On Wednesday 11th November shortly before 11.00 am, girls gathered in their classrooms to watch a special Remembrance Service. At 11.00 am, the School fell silent. A representative of the School’s CCF contingent laid a wreath among a ‘field’ of ceramic poppies at the front of school and L6 musician Hannah played the Last Post.
In the run up to Remembrance Day, staff and girls at both Headington Prep and Headington School have been spending time making the ceramic poppies, which will be sold to raise money for the Royal British Legion’s poppy appeal. Members of the School’s CCF contingent have been among those choosing to make poppies and have also taken the lead in selling both poppies made in school and other poppy-related items.
Mrs Tova Dalgleish, Director of Art, said: “We wanted to create something as a school community to remember those who sacrificed so much. The project was run by the Art Department and open to both staff and students, with poppies created by girls in year 3 through to Upper 6.
“The process of creating a ceramic poppy was a thoughtful, mindful process in itself, giving time for reflection during the creative process. The outcome is a poignant display, which although on a much smaller scale than the Tower of London in 2014, is none the less impactful and thought provoking.
“It has been lovely to see students and staff coming into school in the morning taking photos and stopping for a moment of reflection. The injection of colour comes at a much-needed time as we enter into the second lockdown. We champion creativity and the arts here at Headington and this seemed a very fitting way to bring the school community together in an act of remembrance.”
Caitlin Williams, 17, is Headington’s CCF Prefect and was among those involved in creating the poppies.
She said: “I think it’s really important to commemorate such a historic event. Making ceramic poppies was a really good way to include the entire school.

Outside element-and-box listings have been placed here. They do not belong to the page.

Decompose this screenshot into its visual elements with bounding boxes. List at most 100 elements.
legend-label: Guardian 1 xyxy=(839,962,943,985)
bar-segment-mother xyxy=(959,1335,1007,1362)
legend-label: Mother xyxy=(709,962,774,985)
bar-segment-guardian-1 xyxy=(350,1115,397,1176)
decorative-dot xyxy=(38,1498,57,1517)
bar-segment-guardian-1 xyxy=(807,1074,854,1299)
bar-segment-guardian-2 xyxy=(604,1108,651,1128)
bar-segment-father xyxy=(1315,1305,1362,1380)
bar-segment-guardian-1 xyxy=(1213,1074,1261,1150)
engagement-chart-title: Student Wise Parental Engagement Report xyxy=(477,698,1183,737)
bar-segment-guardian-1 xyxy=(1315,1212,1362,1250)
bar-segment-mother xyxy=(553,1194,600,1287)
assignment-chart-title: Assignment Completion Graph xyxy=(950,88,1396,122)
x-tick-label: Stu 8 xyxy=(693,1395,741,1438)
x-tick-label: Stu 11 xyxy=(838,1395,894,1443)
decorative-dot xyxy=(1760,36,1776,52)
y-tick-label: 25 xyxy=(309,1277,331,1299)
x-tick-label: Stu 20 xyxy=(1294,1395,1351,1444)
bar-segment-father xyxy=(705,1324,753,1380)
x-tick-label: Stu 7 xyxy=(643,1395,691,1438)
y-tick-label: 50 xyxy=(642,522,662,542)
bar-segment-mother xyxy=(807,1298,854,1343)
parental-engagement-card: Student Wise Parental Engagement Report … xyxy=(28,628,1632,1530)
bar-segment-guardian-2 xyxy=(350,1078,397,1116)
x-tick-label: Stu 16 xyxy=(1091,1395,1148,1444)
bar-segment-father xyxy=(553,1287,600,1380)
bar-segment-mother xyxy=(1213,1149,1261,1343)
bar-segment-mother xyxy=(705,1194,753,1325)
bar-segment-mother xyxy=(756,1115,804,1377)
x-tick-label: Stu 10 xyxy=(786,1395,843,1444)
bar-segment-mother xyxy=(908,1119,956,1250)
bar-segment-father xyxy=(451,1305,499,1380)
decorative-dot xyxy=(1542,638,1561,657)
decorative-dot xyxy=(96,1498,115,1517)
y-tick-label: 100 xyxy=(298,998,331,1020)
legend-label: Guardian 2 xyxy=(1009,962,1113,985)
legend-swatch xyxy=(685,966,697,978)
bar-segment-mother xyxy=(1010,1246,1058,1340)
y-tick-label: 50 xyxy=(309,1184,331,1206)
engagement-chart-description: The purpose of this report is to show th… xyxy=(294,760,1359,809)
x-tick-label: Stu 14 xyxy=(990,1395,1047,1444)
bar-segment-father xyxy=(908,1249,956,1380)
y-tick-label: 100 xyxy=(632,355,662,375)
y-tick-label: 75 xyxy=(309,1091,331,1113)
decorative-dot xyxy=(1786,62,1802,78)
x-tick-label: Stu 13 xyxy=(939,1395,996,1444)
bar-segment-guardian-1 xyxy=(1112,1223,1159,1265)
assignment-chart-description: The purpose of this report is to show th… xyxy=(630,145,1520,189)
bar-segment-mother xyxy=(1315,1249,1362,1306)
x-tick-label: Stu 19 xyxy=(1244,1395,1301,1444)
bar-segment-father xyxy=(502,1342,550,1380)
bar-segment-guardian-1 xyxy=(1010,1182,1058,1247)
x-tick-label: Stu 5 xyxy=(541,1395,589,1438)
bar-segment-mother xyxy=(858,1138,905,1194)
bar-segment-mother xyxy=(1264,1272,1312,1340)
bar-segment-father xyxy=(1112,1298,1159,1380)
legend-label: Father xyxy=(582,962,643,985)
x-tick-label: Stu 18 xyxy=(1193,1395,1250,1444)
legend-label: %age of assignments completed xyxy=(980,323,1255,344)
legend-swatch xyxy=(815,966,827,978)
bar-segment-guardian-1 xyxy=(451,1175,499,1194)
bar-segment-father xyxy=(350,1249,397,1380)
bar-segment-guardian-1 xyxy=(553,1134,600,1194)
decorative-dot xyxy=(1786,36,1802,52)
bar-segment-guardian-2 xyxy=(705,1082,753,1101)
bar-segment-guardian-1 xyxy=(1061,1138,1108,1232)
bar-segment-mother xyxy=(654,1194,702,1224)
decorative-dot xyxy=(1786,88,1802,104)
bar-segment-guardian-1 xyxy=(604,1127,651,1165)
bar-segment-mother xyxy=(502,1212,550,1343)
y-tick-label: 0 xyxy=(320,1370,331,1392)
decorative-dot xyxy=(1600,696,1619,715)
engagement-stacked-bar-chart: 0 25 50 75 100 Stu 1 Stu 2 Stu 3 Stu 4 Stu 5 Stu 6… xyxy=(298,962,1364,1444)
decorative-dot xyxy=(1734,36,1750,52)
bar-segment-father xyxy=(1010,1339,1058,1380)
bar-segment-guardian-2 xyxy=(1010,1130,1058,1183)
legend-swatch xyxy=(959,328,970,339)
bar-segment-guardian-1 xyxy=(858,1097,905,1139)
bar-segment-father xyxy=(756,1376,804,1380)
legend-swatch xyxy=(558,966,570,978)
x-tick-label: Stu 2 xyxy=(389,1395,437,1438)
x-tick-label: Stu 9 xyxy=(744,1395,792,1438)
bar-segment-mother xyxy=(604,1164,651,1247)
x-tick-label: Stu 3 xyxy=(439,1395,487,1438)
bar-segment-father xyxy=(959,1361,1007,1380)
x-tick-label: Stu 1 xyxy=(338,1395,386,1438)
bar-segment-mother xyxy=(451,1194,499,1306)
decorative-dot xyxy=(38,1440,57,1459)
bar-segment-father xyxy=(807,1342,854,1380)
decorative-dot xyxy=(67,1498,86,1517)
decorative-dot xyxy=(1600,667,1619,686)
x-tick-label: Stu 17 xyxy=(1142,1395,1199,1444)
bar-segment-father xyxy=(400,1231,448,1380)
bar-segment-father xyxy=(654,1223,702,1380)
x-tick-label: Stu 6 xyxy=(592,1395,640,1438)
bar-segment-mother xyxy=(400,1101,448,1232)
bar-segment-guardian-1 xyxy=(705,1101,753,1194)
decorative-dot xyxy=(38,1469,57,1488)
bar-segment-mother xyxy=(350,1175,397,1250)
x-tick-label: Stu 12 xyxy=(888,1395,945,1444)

“I’m not a particularly arty person so it was nice to go into another part of the School I’m not normally involved in. I think the poppies look really good and I’m really proud of them.”
Caitlin would normally have been parading with the School’s contingent in St Giles on Remembrance Sunday, as she has done for the past four years. Instead, she visited a local memorial and laid crosses to remember members of her family who died in the two World Wars.